APD is now utilizing the multi-agency Major Crimes Incident Team in large or complex crime scenes. States Ahearn: “The recommendation has been implemented. The Arcata Police Department formally signed the MCIT MOU on July 11, 2018. Recent requests for agency assistance include EPD’s Evidence Technician at a shooting scene (December 3, 2018,) HCSO’s Evidence Technician as well as CHP and HSUPD Patrol resources at a homicide scene (May 26, 2019) and CHP, HCSO and EPD subject matter experts at a major injury traffic collision scene (September 7, 2019.).”

Rejected as “not warranted” or “not reasonable” was a recommendation that biographies of APD officers be posted online, on gounds of invasion of privacy. “However, the City Council promotes community policing and strongly encourages all of our officers to actively engage in the community to get to know individuals and allow individuals to get to know them,” states the City Council response.  

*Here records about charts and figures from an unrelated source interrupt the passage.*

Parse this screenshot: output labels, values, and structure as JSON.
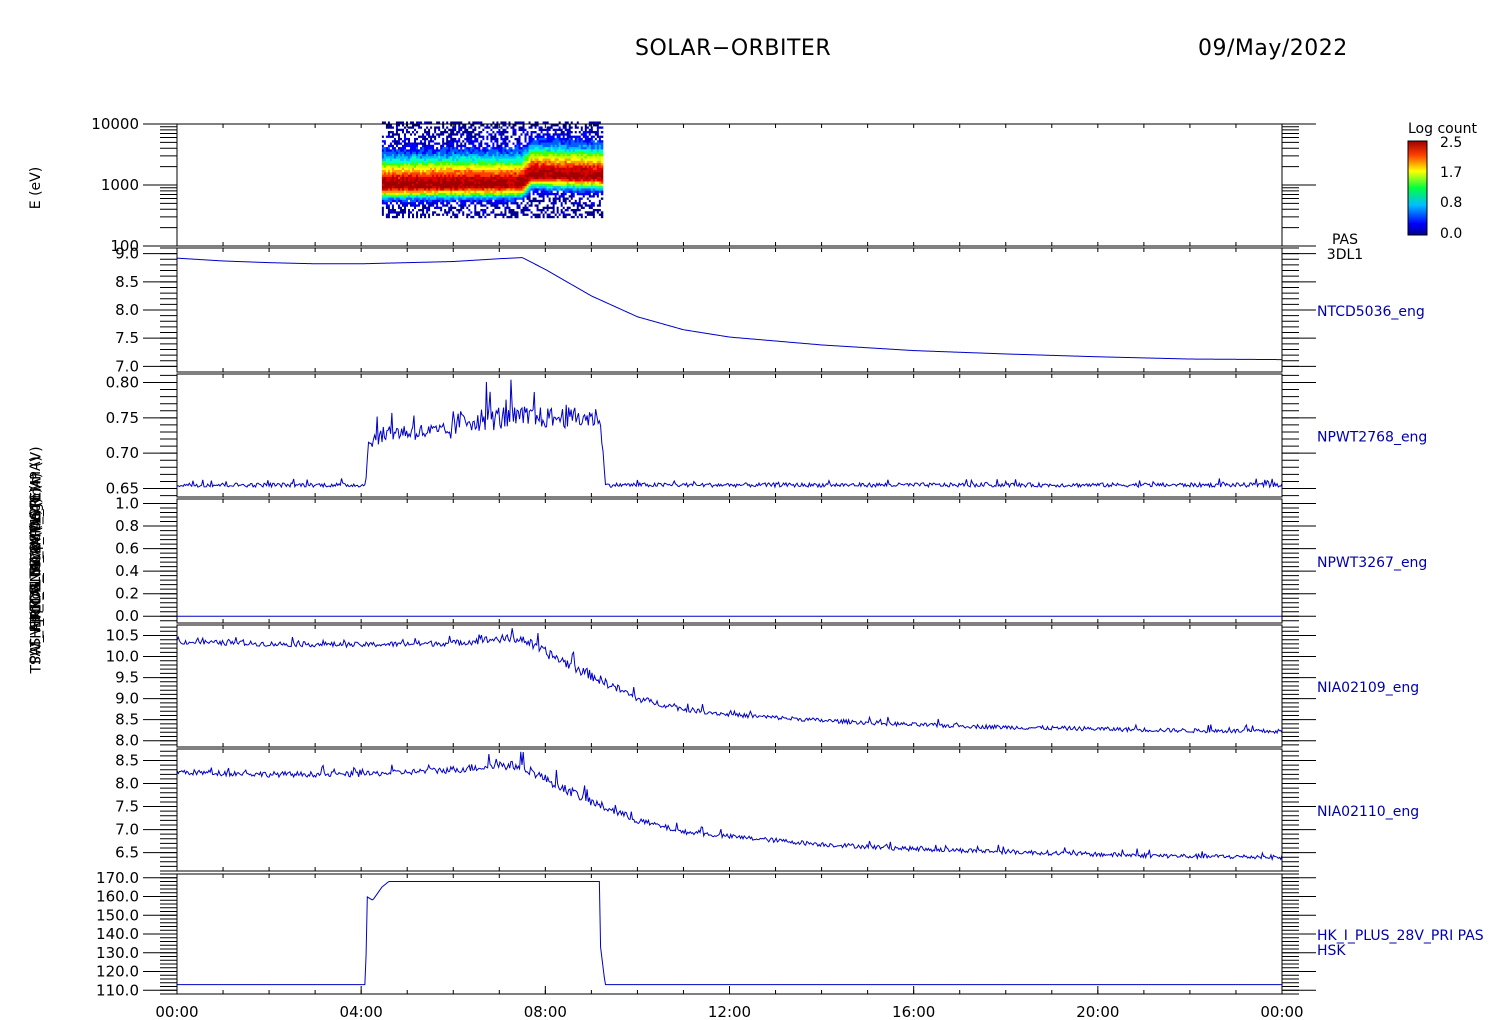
{
  "header": {
    "title": "SOLAR−ORBITER",
    "date": "09/May/2022"
  },
  "colorbar": {
    "title": "Log count",
    "ticks": [
      "2.5",
      "1.7",
      "0.8",
      "0.0"
    ]
  },
  "x_ticks": [
    "00:00",
    "04:00",
    "08:00",
    "12:00",
    "16:00",
    "20:00",
    "00:00"
  ],
  "chart_data": [
    {
      "type": "heatmap",
      "ylabel": "E (eV)",
      "scale": "log",
      "ylim": [
        100,
        10000
      ],
      "ticks": [
        100,
        1000,
        10000
      ],
      "right_label": [
        "PAS",
        "3DL1"
      ],
      "x_range_hours": [
        4.45,
        9.25
      ],
      "band_center_ev": [
        {
          "x": 4.5,
          "e": 1000
        },
        {
          "x": 7.5,
          "e": 1050
        },
        {
          "x": 7.7,
          "e": 1500
        },
        {
          "x": 9.2,
          "e": 1400
        }
      ],
      "colormap": "rainbow"
    },
    {
      "type": "line",
      "ylabel": "Approx Temp (DegC)",
      "right_label": [
        "NTCD5036_eng"
      ],
      "ylim": [
        6.9,
        9.1
      ],
      "ticks": [
        7.0,
        7.5,
        8.0,
        8.5,
        9.0
      ],
      "x": [
        0,
        1,
        2,
        3,
        4,
        5,
        6,
        7,
        7.5,
        8,
        9,
        10,
        11,
        12,
        14,
        16,
        18,
        20,
        22,
        24
      ],
      "y": [
        8.92,
        8.87,
        8.84,
        8.82,
        8.82,
        8.84,
        8.86,
        8.91,
        8.93,
        8.72,
        8.25,
        7.88,
        7.65,
        7.52,
        7.38,
        7.28,
        7.22,
        7.17,
        7.13,
        7.12
      ]
    },
    {
      "type": "line",
      "ylabel": "TSW_V_HK_ANA_AMP1_TEMP (V)",
      "right_label": [
        "NPWT2768_eng"
      ],
      "ylim": [
        0.638,
        0.812
      ],
      "ticks": [
        0.65,
        0.7,
        0.75,
        0.8
      ],
      "x": [
        0,
        4.1,
        4.15,
        4.3,
        4.6,
        6,
        6.1,
        7,
        8,
        9.2,
        9.3,
        12,
        16,
        20,
        24
      ],
      "y": [
        0.655,
        0.655,
        0.715,
        0.72,
        0.73,
        0.73,
        0.745,
        0.75,
        0.75,
        0.75,
        0.655,
        0.655,
        0.655,
        0.655,
        0.655
      ],
      "noise": [
        0.003,
        0.003,
        0.008,
        0.01,
        0.012,
        0.012,
        0.015,
        0.018,
        0.015,
        0.015,
        0.003,
        0.003,
        0.003,
        0.003,
        0.003
      ]
    },
    {
      "type": "line",
      "ylabel": "TDS_SWAV (V)",
      "right_label": [
        "NPWT3267_eng"
      ],
      "ylim": [
        -0.06,
        1.04
      ],
      "ticks": [
        0.0,
        0.2,
        0.4,
        0.6,
        0.8,
        1.0
      ],
      "x": [
        0,
        24
      ],
      "y": [
        0.0,
        0.0
      ]
    },
    {
      "type": "line",
      "ylabel": "PCDU_MC14 (mA)",
      "right_label": [
        "NIA02109_eng"
      ],
      "ylim": [
        7.85,
        10.75
      ],
      "ticks": [
        8.0,
        8.5,
        9.0,
        9.5,
        10.0,
        10.5
      ],
      "x": [
        0,
        2,
        4,
        6,
        7,
        7.5,
        8,
        9,
        10,
        11,
        12,
        14,
        16,
        18,
        20,
        22,
        24
      ],
      "y": [
        10.35,
        10.3,
        10.28,
        10.32,
        10.42,
        10.42,
        10.1,
        9.55,
        9.0,
        8.75,
        8.62,
        8.48,
        8.38,
        8.32,
        8.28,
        8.24,
        8.22
      ],
      "noise": [
        0.06,
        0.06,
        0.06,
        0.07,
        0.1,
        0.1,
        0.12,
        0.12,
        0.08,
        0.06,
        0.05,
        0.05,
        0.05,
        0.05,
        0.05,
        0.05,
        0.05
      ]
    },
    {
      "type": "line",
      "ylabel": "THERMAL_HTR_PAS (mA)",
      "right_label": [
        "NIA02110_eng"
      ],
      "ylim": [
        6.1,
        8.75
      ],
      "ticks": [
        6.5,
        7.0,
        7.5,
        8.0,
        8.5
      ],
      "x": [
        0,
        2,
        4,
        5,
        6,
        7,
        7.5,
        8,
        9,
        10,
        11,
        12,
        14,
        16,
        18,
        20,
        22,
        24
      ],
      "y": [
        8.25,
        8.2,
        8.2,
        8.25,
        8.3,
        8.4,
        8.38,
        8.1,
        7.6,
        7.2,
        6.95,
        6.85,
        6.68,
        6.58,
        6.52,
        6.46,
        6.42,
        6.4
      ],
      "noise": [
        0.06,
        0.06,
        0.06,
        0.06,
        0.08,
        0.1,
        0.1,
        0.1,
        0.1,
        0.07,
        0.05,
        0.05,
        0.05,
        0.05,
        0.05,
        0.05,
        0.05,
        0.05
      ]
    },
    {
      "type": "line",
      "ylabel": "PAS_HK_I_PLUS_28V_PRI (mA)",
      "right_label": [
        "HK_I_PLUS_28V_PRI PAS",
        "HSK"
      ],
      "ylim": [
        108,
        172
      ],
      "ticks": [
        110,
        120,
        130,
        140,
        150,
        160,
        170
      ],
      "x": [
        0,
        4.1,
        4.12,
        4.25,
        4.45,
        4.6,
        5,
        9.18,
        9.2,
        9.3,
        24
      ],
      "y": [
        113,
        113,
        160,
        158,
        165,
        168,
        168,
        168,
        133,
        113,
        113
      ]
    }
  ]
}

“For personal safety reasons, to pro-actively identify APD personnel as peace officers would be detrimental to maintaining some degree of anonymity away from work that contributes towards a safer environment for APD personnel,” states Ahearn. “The degree to which Officers share with others their profession as peace officers must continue to be a personal choice.”

A call for creation of a Citizens Advisory Board to review police activity has the city pointing to its Public Safety Committee, which is partially fulfilling that role, and could expand its scope of activity. However, the committee is hobbled by resignations and having trouble fulfilling that challenging task.

“The current Arcata Chief of Police is focusing on strengthening community relationships, substantially increasing training, and diversifying the pool of officers and staff,” Diemer states. “He has also begun community policing and leadership development as part of the nationwide effort to reform policing”

Concludes Diemer, “I would like to acknowledge that the pending litigation that concerns the same homicide investigation that was reviewed by the Civil Grand Jury in this investigation made participation in this process challenging. I acknowledge the importance of continuing to seek justice for David Josiah Lawson and appreciate the work of the Humboldt County Civil Grand Jury.”